Ultrasonic Equipment Options for Flammable Solvents
Elma offers a number of options whereby ultrasonic cleaning energy can safely be employed when using flammable solvents such as IPA. Here are 2 examples:
1. Isolate the Solvent from the Environment
This method works best when the parts to be cleaned are relatively small and cleaning is done on an occasional basis rather than as a full-time procedure.
Carefully place the parts in a flask or beaker and add just enough solvent to ensure they are fully immersed. Cover the container loosely to minimize the vapor that will result during the cleaning process.
Containers should never be tightly sealed as expansion due to heat created by ultrasonic cavitation could cause them to break.
In this instance you can use tap water with a surfactant in the ultrasonic cleaning tank. Before proceeding remember to degas the solution by selecting the “degas” mode (if equipped) or by running the cleaner for 15 to 20 minutes without a load or until bubbles no longer rise to the surface.
Flasks can be fixed into position in a mesh basket using flask clamps, and beakers can be supported using a beaker cover instead of a basket.
In either case, the bottom 1-2 inches of the containers should be immersed in the water. The ultrasonic energy will penetrate the glass walls and cavitation action will occur in the IPA. At the conclusion of the process carefully remove the parts which, when dry, will be residue free.
You can purchase flammable solvent beaker kits that are ideal for this option.
2. An Explosion Proof Ultrasonic Cleaner for Very Small Parts
Extremely small parts such as watch parts, micro-optics, and micro-machined parts are very effectively cleaned, rinsed, and dried in the Elmasolvex VA ultrasonic cleaner.

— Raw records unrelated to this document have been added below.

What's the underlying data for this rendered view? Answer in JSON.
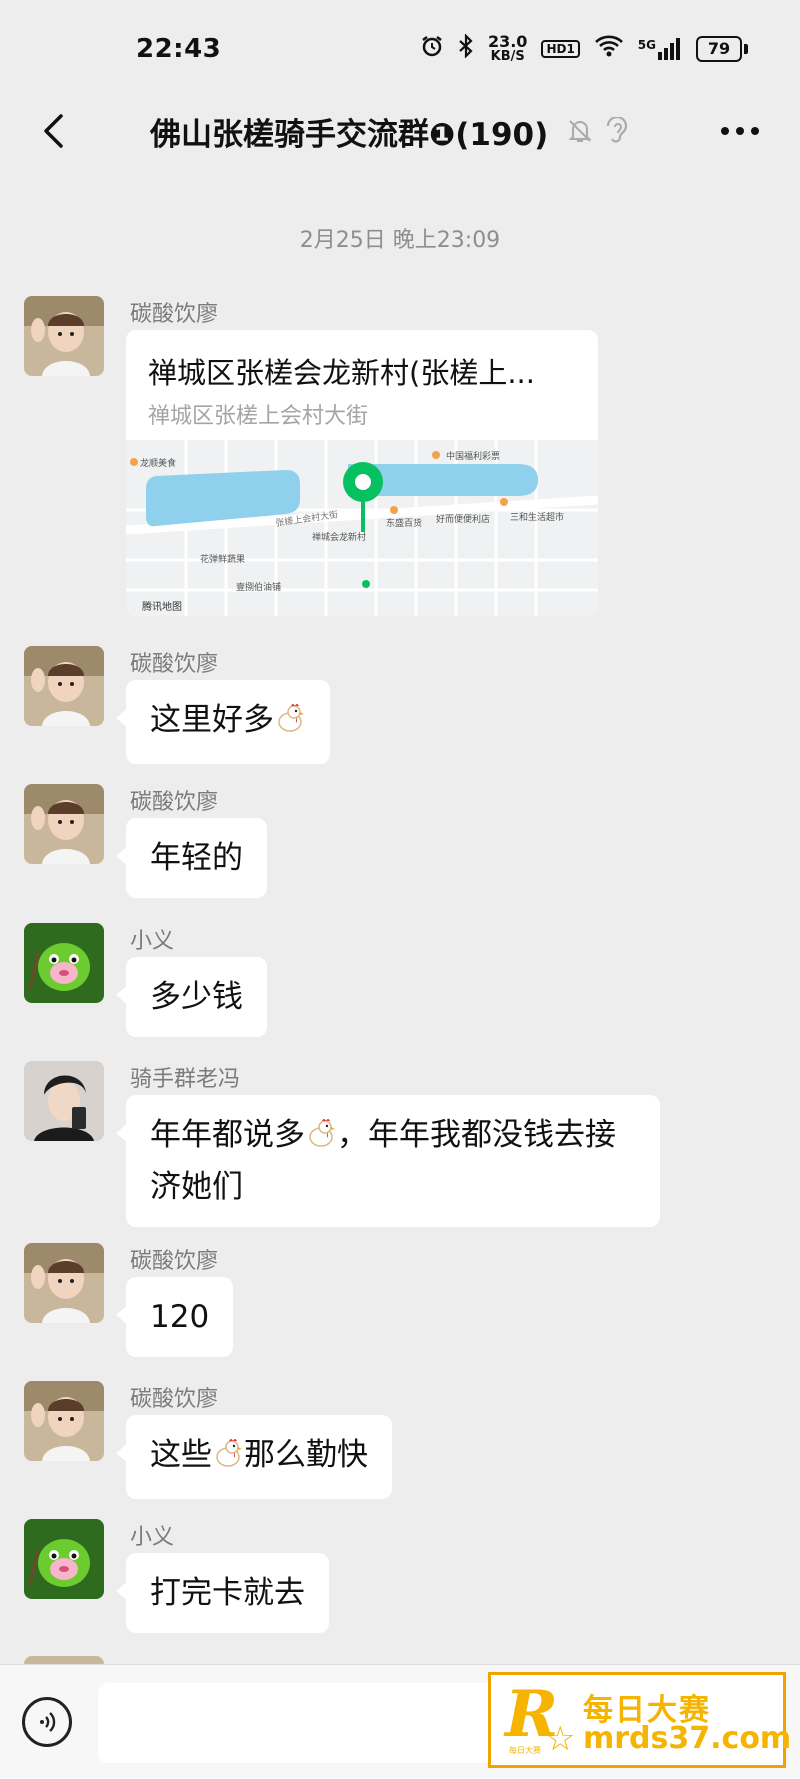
{
  "status_bar": {
    "time": "22:43",
    "net_speed_value": "23.0",
    "net_speed_unit": "KB/S",
    "hd_label": "HD1",
    "signal_label": "5G",
    "battery": "79"
  },
  "header": {
    "title": "佛山张槎骑手交流群❶(190)"
  },
  "chat": {
    "timestamp": "2月25日 晚上23:09",
    "messages": [
      {
        "sender": "碳酸饮廖",
        "type": "location",
        "location_title": "禅城区张槎会龙新村(张槎上...",
        "location_address": "禅城区张槎上会村大街"
      },
      {
        "sender": "碳酸饮廖",
        "text": "这里好多"
      },
      {
        "sender": "碳酸饮廖",
        "text": "年轻的"
      },
      {
        "sender": "小义",
        "text": "多少钱"
      },
      {
        "sender": "骑手群老冯",
        "text_a": "年年都说多",
        "text_b": "，年年我都没钱去接济她们"
      },
      {
        "sender": "碳酸饮廖",
        "text": "120"
      },
      {
        "sender": "碳酸饮廖",
        "text_a": "这些",
        "text_b": "那么勤快"
      },
      {
        "sender": "小义",
        "text": "打完卡就去"
      }
    ]
  },
  "map": {
    "labels": [
      "龙顺美食",
      "中国福利彩票",
      "张槎上会村大街",
      "东盛百货",
      "好而便便利店",
      "三和生活超市",
      "禅城会龙新村",
      "花弹鲜蔬果",
      "壹捌伯油铺",
      "腾讯地图"
    ],
    "water_color": "#8fd0ec",
    "pin_color": "#07c160"
  },
  "watermark": {
    "logo_letter": "R",
    "small_text": "每日大赛",
    "cn": "每日大赛",
    "en": "mrds37.com"
  },
  "colors": {
    "background": "#ededed",
    "bubble": "#ffffff",
    "accent": "#07c160"
  }
}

This ultrasonic cleaner is certified to be explosion proof when used with solvents with a flash point ≥ 12°C (53⁰F). Optimum cleaning results are achieved using a combination of multi-frequency ultrasonic cleaning, oscillation, and vacuum technology. Cleaned parts are completely residue-free.
Other Safety Precautions when Using Flammable Solvents
As noted earlier operating ultrasonic equipment when cleaning with flammable solvents creates what is called a hazardous area due to cleaning solvent and solvent fumes.
Fumes must be vented using approved ventilation systems. Electrical equipment, wiring, lighting fixtures, outlets and similar equipment in the area must be rated as intrinsically safe by the National Electric Code, NFPA-70 Articles 500-503.
In short, all components and equipment must be listed by a nationally recognized testing lab such as Underwriters Laboratories or Factory Mutual.